Dando uma indicação do significado dos percentuais acima, o número total de contratos de trabalho nas empresas da amostra passou de 779.372, em 2011, para 827.780, em 2012, com aumento de 48.408 empregos. Desse acréscimo, 31.216 empregos formais foram gerados em empresas que tiveram a folha desonerada. O efeito específico da desoneração – 15,6% sobre o estoque inicial de empregos das empresas desoneradas – corresponde à criação de 29.170 empregos. Portanto, a desoneração está associada a 60% dos empregos gerados na amostra estudada.

Vale notar que estamos tratando de empregos formais, os quais podem corresponder tanto à geração de novos postos de trabalho quanto à formalização de empregos pré-existentes. Embora as estatísticas disponíveis não permitam esclarecer esta questão, ambas as possibilidades representam melhora no mercado de trabalho.

As evidências obtidas no estudo são relevantes para o debate, ainda que não esgotem o assunto. O estudo tem como limitações a análise de poucos setores, o horizonte de tempo restrito ao primeiro ano de aplicação da medida e a ausência de dados sobre a efetiva carga tributária imposta a cada empresa. Por isso seria recomendável a realização de outros estudos, com diferentes abordagens e que explorem outras fontes de dados antes de se chegar a uma conclusão definitiva.

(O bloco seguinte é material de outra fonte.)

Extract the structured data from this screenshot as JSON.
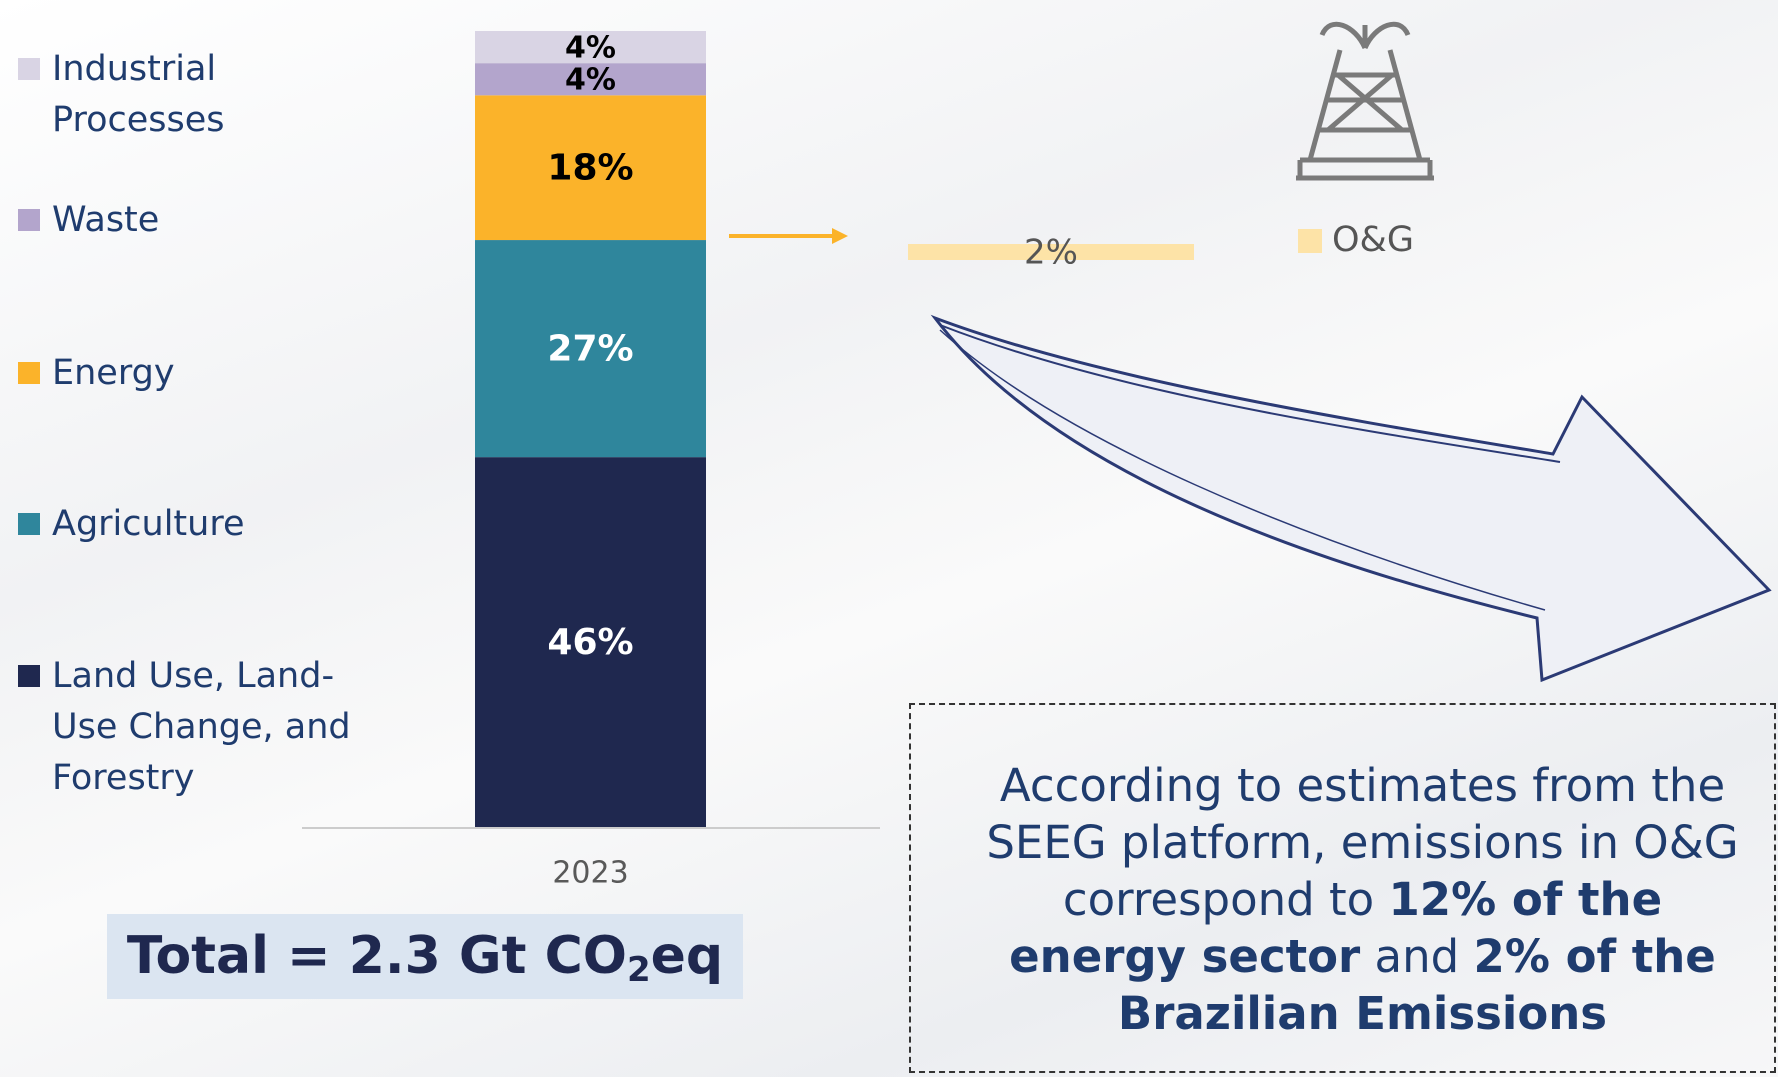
{
  "chart_data": [
    {
      "type": "bar",
      "stacked": true,
      "categories": [
        "2023"
      ],
      "series": [
        {
          "name": "Land Use, Land-Use Change, and Forestry",
          "color": "#1f284f",
          "label_color": "#ffffff",
          "values": [
            46
          ],
          "value_labels": [
            "46%"
          ]
        },
        {
          "name": "Agriculture",
          "color": "#2f869c",
          "label_color": "#ffffff",
          "values": [
            27
          ],
          "value_labels": [
            "27%"
          ]
        },
        {
          "name": "Energy",
          "color": "#fbb32a",
          "label_color": "#000000",
          "values": [
            18
          ],
          "value_labels": [
            "18%"
          ]
        },
        {
          "name": "Waste",
          "color": "#b3a5cc",
          "label_color": "#000000",
          "values": [
            4
          ],
          "value_labels": [
            "4%"
          ]
        },
        {
          "name": "Industrial Processes",
          "color": "#d9d4e4",
          "label_color": "#000000",
          "values": [
            4
          ],
          "value_labels": [
            "4%"
          ]
        }
      ]
    },
    {
      "type": "hbar",
      "series": [
        {
          "name": "O&G",
          "color": "#fde3a7",
          "values": [
            2
          ],
          "value_labels": [
            "2%"
          ]
        }
      ]
    }
  ],
  "total": {
    "text": "Total = 2.3 Gt CO",
    "subscript": "2",
    "suffix": "eq"
  },
  "note": [
    {
      "text": "According to estimates from the SEEG platform, emissions in O&G correspond to ",
      "bold": false
    },
    {
      "text": "12% of the energy sector",
      "bold": true
    },
    {
      "text": " and ",
      "bold": false
    },
    {
      "text": "2% of the Brazilian Emissions",
      "bold": true
    }
  ]
}
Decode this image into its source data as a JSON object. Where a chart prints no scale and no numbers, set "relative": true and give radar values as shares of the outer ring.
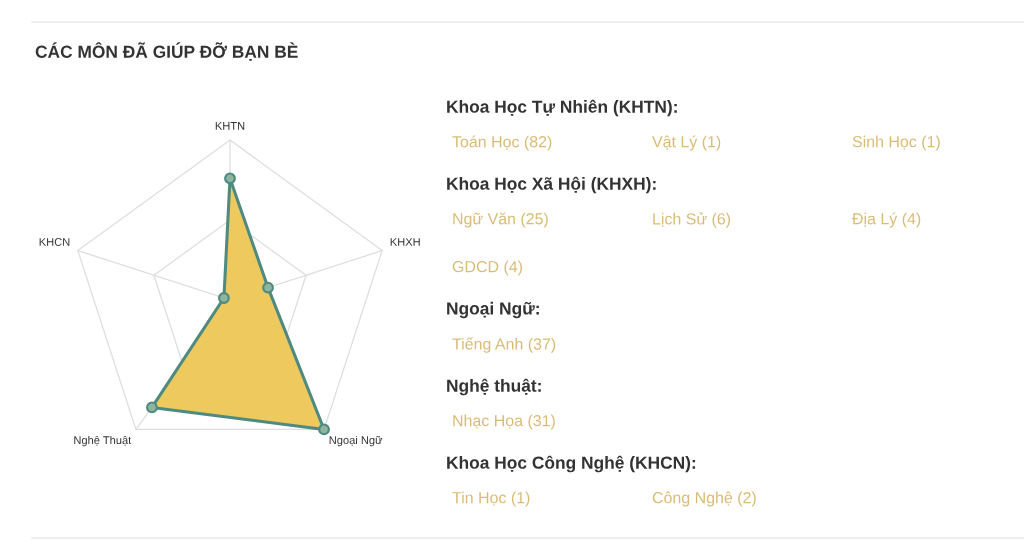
{
  "chart_data": [
    {
      "type": "radar",
      "title": "CÁC MÔN ĐÃ GIÚP ĐỠ BẠN BÈ",
      "categories": [
        "KHTN",
        "KHXH",
        "Ngoại Ngữ",
        "Nghệ Thuật",
        "KHCN"
      ],
      "relative": true,
      "grid": true,
      "marker": "circle",
      "series": [
        {
          "color": "#edc95e",
          "values": [
            0.76,
            0.25,
            1.0,
            0.83,
            0.04
          ]
        }
      ]
    },
    {
      "type": "other",
      "title": "Khoa Học Tự Nhiên (KHTN):",
      "annotations": [
        "Toán Học (82)",
        "Vật Lý (1)",
        "Sinh Học (1)"
      ]
    },
    {
      "type": "other",
      "title": "Khoa Học Xã Hội (KHXH):",
      "annotations": [
        "Ngữ Văn (25)",
        "Lịch Sử (6)",
        "Địa Lý (4)",
        "GDCD (4)"
      ]
    },
    {
      "type": "other",
      "title": "Ngoại Ngữ:",
      "annotations": [
        "Tiếng Anh (37)"
      ]
    },
    {
      "type": "other",
      "title": "Nghệ thuật:",
      "annotations": [
        "Nhạc Họa (31)"
      ]
    },
    {
      "type": "other",
      "title": "Khoa Học Công Nghệ (KHCN):",
      "annotations": [
        "Tin Học (1)",
        "Công Nghệ (2)"
      ]
    }
  ]
}
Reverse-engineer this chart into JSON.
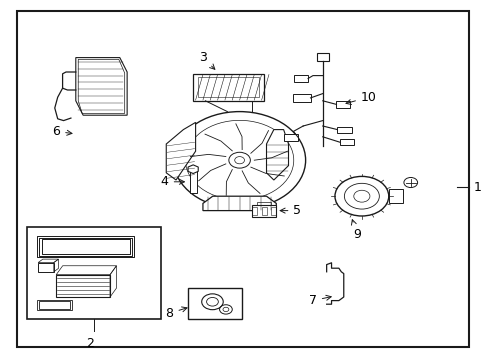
{
  "bg_color": "#ffffff",
  "line_color": "#1a1a1a",
  "text_color": "#000000",
  "fig_width": 4.89,
  "fig_height": 3.6,
  "dpi": 100,
  "border": [
    0.035,
    0.035,
    0.925,
    0.935
  ],
  "label_positions": {
    "1": [
      0.968,
      0.48,
      0.935,
      0.48
    ],
    "2": [
      0.185,
      0.065,
      0.185,
      0.1
    ],
    "3": [
      0.415,
      0.84,
      0.445,
      0.8
    ],
    "4": [
      0.345,
      0.495,
      0.385,
      0.495
    ],
    "5": [
      0.6,
      0.415,
      0.565,
      0.415
    ],
    "6": [
      0.115,
      0.635,
      0.155,
      0.628
    ],
    "7": [
      0.648,
      0.165,
      0.685,
      0.178
    ],
    "8": [
      0.355,
      0.13,
      0.39,
      0.148
    ],
    "9": [
      0.73,
      0.368,
      0.718,
      0.4
    ],
    "10": [
      0.738,
      0.73,
      0.7,
      0.71
    ]
  }
}
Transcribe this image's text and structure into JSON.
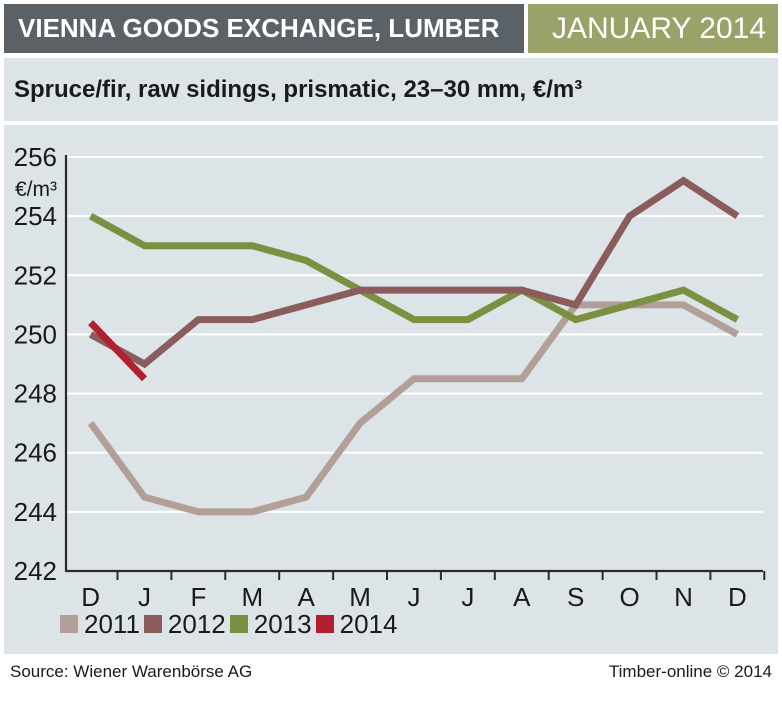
{
  "header": {
    "title": "VIENNA GOODS EXCHANGE, LUMBER",
    "date": "JANUARY 2014",
    "subtitle": "Spruce/fir, raw sidings, prismatic, 23–30 mm, €/m³"
  },
  "colors": {
    "title_bar_bg": "#5a6268",
    "date_badge_bg": "#97a368",
    "panel_bg": "#dde4e8",
    "gridline": "#ffffff",
    "axis": "#2b2b2b",
    "text": "#1a1a1a"
  },
  "chart_data": {
    "type": "line",
    "title": "Vienna Goods Exchange lumber price",
    "ylabel": "€/m³",
    "xlabel": "",
    "categories": [
      "D",
      "J",
      "F",
      "M",
      "A",
      "M",
      "J",
      "J",
      "A",
      "S",
      "O",
      "N",
      "D"
    ],
    "y_ticks": [
      242,
      244,
      246,
      248,
      250,
      252,
      254,
      256
    ],
    "ylim": [
      242,
      256
    ],
    "grid": true,
    "legend_position": "bottom",
    "series": [
      {
        "name": "2011",
        "color": "#b2a098",
        "values": [
          247,
          244.5,
          244,
          244,
          244.5,
          247,
          248.5,
          248.5,
          248.5,
          251,
          251,
          251,
          250
        ]
      },
      {
        "name": "2012",
        "color": "#8a5d5c",
        "values": [
          250,
          249,
          250.5,
          250.5,
          251,
          251.5,
          251.5,
          251.5,
          251.5,
          251,
          254,
          255.2,
          254
        ]
      },
      {
        "name": "2013",
        "color": "#7b9040",
        "values": [
          254,
          253,
          253,
          253,
          252.5,
          251.5,
          250.5,
          250.5,
          251.5,
          250.5,
          251,
          251.5,
          250.5
        ]
      },
      {
        "name": "2014",
        "color": "#b21f2e",
        "values": [
          250.4,
          248.5,
          null,
          null,
          null,
          null,
          null,
          null,
          null,
          null,
          null,
          null,
          null
        ]
      }
    ]
  },
  "footer": {
    "source": "Source: Wiener Warenbörse AG",
    "copyright": "Timber-online © 2014"
  }
}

De qualquer modo, o estudo oferece evidências concretas de que a desoneração teve sim efeitos positivos para o emprego e os salários nas empresas e setores beneficiados. Estes resultados precisariam ser levados em conta ao se decidir sobre uma reversão parcial ou total da política. Afinal, se esta reversão for efetivada, pode-se colher como resultado um forte impacto no emprego formal e nos salários, com consequências para toda a economia.

*Clóvis Scherer é economista, com graduação pela Universidade Federal de Santa Catarina e título de Mestre em Estudos do Desenvolvimento pelo International Institute of Social Studies da Universidade Erasmus de Rotterdam. Trabalha como economista no Diesse. Artigo publicado originalmente com o título "A desoneração da folha e o emprego".